Pakistan Seeks Global Crypto Partners With Strict Entry Rules
Pakistan is inviting the world’s biggest cryptocurrency companies to set up operations under a new federal regime, offering licences only to firms already recognised by top regulators in the United States, Europe, the United Kingdom, the United Arab Emirates and Singapore.
The call for proposals comes from the newly created Pakistan Virtual Asset Regulatory Authority (PVARA), which is tasked with bringing order to a market estimated to handle more than $300 billion in annual trading.
New Watchdog Opens The Market
PVARA, established under the Virtual Assets Ordinance 2025, is asking exchanges and virtual asset service providers (VASPs) to submit detailed Expressions of Interest.
Applicants must present company profiles, proof of existing licences, records of anti-money-laundering and counter-terrorism financing compliance, technology and security standards, and a business model tailored for Pakistan.
Bilal bin Saqib, PVARA chair and minister of state for crypto and blockchain, said,
“This EoI is our invitation to the world’s leading VASPs to partner in building a transparent and inclusive digital financial future for Pakistan.”
Plans To Harness A Young Digital Population
Authorities see crypto as a way to attract foreign capital and modernise the financial system.
Pakistan ranks third globally in cryptocurrency adoption, according to Chainalysis, with more than 40 million users already active.
Officials believe regulated platforms could channel this activity into legitimate investments, boost remittances and provide new payment systems.
The framework also includes regulatory sandboxes to test services such as tokenisation pilots, custody solutions and Shariah-compliant products.
Bitcoin Reserve And Energy Allocation Add Momentum
Earlier this year, the government announced a strategic Bitcoin reserve and allocated 2,000 megawatts of surplus electricity to support Bitcoin mining and artificial intelligence centres.
Speaking at the Bitcoin 2025 conference in Las Vegas, Bilal bin Saqib said these steps signal a “new pro-crypto regulatory approach” designed to diversify the economy and create jobs.
Concerns From Global Lenders
The International Monetary Fund has voiced unease about using subsidised power for crypto mining, warning it could strain the energy grid.
Economist and former Federal Board of Revenue chairman Shabbar Zaidi added that digital currencies “flourish because they leave no trail.
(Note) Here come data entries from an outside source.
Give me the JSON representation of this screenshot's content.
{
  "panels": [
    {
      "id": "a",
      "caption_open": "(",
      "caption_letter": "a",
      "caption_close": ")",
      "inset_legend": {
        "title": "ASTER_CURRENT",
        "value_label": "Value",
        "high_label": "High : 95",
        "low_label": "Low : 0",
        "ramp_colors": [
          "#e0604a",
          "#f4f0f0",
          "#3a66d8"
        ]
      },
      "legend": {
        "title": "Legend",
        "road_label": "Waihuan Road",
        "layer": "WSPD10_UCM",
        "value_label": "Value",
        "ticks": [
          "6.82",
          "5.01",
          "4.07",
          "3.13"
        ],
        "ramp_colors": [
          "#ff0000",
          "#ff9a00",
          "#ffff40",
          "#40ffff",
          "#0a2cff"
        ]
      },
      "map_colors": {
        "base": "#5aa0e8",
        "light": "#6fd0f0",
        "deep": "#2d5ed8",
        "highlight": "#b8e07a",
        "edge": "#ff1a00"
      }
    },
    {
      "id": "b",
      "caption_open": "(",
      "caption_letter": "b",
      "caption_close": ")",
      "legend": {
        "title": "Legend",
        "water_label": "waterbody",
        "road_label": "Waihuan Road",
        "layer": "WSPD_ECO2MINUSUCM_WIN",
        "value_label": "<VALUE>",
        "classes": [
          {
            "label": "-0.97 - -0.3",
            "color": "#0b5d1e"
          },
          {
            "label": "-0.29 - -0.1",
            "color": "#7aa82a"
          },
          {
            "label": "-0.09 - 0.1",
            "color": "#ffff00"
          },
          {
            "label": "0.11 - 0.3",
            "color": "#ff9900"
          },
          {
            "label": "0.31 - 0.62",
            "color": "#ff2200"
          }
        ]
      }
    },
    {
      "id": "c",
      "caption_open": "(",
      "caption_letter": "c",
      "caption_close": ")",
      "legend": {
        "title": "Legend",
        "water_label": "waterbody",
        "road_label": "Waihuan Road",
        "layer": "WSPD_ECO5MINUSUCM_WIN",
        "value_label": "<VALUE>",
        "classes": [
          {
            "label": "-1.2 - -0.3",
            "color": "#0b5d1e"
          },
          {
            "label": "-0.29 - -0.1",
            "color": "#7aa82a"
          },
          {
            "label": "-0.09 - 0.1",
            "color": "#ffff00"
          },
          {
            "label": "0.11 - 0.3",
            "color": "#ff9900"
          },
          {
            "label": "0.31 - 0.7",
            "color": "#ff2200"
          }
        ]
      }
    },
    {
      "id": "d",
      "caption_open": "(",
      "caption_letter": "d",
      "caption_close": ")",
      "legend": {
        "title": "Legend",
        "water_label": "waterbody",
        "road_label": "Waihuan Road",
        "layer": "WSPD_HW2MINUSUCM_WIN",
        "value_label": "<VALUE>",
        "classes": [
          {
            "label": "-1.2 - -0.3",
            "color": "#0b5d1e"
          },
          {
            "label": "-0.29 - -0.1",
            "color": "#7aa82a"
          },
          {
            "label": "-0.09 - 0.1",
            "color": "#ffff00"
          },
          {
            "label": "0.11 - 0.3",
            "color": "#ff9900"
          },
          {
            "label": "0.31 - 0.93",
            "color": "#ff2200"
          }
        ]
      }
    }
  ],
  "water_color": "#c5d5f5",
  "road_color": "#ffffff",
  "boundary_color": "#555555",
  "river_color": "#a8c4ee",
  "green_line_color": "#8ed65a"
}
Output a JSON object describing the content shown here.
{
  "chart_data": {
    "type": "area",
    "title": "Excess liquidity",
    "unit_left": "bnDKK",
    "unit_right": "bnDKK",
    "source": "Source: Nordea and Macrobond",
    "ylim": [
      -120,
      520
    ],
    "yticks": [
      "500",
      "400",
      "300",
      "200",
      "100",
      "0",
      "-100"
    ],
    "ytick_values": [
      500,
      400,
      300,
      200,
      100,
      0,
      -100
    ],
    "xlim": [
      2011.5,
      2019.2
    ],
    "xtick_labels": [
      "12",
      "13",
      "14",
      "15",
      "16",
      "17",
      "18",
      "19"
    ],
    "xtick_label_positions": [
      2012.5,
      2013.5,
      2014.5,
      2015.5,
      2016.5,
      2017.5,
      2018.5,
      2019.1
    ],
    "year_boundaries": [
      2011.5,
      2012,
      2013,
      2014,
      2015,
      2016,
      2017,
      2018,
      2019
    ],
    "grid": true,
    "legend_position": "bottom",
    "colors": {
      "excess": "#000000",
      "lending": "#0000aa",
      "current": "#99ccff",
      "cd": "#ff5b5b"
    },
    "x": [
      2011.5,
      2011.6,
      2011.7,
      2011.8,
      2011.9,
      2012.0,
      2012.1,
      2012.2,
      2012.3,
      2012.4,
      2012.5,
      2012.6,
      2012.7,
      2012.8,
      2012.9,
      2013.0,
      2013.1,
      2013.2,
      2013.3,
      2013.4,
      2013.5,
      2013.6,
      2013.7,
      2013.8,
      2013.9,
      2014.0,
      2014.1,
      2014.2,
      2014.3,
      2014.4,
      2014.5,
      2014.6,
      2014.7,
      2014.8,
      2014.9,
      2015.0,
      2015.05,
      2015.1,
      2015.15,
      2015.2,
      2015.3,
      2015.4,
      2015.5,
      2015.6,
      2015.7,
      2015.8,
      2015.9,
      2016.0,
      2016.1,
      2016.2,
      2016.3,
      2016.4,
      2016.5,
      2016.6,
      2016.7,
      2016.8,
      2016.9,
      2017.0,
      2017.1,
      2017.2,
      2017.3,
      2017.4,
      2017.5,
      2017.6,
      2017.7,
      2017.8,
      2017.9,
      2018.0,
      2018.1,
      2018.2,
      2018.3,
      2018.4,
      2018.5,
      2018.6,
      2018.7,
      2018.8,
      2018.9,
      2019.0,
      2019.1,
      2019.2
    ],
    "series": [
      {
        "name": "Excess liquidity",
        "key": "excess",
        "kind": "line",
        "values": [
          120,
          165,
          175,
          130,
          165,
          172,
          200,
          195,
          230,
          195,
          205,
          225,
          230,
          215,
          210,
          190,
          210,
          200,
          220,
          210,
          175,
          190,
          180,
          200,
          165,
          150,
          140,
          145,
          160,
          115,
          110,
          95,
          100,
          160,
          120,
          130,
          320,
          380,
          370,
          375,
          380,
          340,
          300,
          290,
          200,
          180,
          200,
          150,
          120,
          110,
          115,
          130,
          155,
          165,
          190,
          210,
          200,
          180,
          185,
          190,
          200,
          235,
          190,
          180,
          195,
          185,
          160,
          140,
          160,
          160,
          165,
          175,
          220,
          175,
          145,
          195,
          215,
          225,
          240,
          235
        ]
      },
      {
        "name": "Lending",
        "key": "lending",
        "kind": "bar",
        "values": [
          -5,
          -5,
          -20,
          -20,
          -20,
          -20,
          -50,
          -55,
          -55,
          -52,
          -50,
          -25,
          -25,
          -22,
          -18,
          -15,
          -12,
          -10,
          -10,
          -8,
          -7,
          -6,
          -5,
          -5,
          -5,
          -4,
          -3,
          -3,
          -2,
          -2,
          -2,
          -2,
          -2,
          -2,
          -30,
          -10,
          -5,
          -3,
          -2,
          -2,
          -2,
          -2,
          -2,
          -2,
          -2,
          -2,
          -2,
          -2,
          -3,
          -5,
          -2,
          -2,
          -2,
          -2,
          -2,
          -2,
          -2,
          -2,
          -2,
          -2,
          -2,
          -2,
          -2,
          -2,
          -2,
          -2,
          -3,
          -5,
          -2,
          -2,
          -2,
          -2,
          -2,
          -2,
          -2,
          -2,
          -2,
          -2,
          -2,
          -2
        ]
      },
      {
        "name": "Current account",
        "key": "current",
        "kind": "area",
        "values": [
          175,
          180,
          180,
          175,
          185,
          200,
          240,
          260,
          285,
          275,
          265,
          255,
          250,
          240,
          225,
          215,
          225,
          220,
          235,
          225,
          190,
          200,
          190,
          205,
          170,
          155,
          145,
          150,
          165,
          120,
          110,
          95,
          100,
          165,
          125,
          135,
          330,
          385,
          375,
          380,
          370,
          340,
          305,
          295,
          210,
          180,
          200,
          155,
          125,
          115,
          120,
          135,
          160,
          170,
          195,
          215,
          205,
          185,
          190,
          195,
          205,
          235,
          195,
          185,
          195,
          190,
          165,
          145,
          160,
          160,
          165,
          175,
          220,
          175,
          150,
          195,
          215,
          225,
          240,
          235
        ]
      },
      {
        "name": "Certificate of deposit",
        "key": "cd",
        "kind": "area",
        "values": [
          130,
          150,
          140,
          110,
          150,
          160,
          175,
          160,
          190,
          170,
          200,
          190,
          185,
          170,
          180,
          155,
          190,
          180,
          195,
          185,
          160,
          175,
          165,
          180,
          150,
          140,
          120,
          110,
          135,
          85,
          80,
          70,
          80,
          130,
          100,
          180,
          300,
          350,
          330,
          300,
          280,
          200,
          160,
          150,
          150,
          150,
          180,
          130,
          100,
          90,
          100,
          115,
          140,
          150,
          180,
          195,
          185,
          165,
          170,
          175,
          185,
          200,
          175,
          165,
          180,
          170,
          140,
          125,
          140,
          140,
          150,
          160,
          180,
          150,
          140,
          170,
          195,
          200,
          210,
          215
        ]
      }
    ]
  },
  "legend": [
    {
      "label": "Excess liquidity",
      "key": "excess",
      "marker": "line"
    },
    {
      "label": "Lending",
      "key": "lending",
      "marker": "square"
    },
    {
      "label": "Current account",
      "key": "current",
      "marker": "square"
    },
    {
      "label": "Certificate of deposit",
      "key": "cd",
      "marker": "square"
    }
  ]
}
A currency born unregulated cannot be regulated,” highlighting worries over illicit cross-border transfers and parallels with the informal hawala system.
Licensing Designed To Match Global Standards
PVARA’s governing board brings together the State Bank of Pakistan, the Securities and Exchange Commission and the Federal Board of Revenue to ensure strong oversight.
Applications are accepted on a rolling basis, and companies must demonstrate robust cybersecurity and consumer protection measures while meeting international norms set by the Financial Action Task Force, IMF and World Bank.
Pakistan Bets On Global Crypto Partnerships To Boost Economy
Coinlive views Pakistan’s invitation to global crypto giants as a bold economic experiment.
By offering licences only to firms already vetted by heavyweight regulators, Islamabad is chasing credibility while trying to turn its thriving informal crypto scene into a formal industry.
The rewards could be immense: foreign investment, jobs for a young tech-savvy population and a new role in global finance.
Yet the risks are equally clear.
Energy pressures, IMF resistance and the challenge of policing decentralised assets could test the country’s resolve.
Pakistan now stands at a crossroads where ambition meets regulation, and its next moves will reveal whether it can transform enthusiasm into sustainable growth without losing control of the very market it hopes to lead.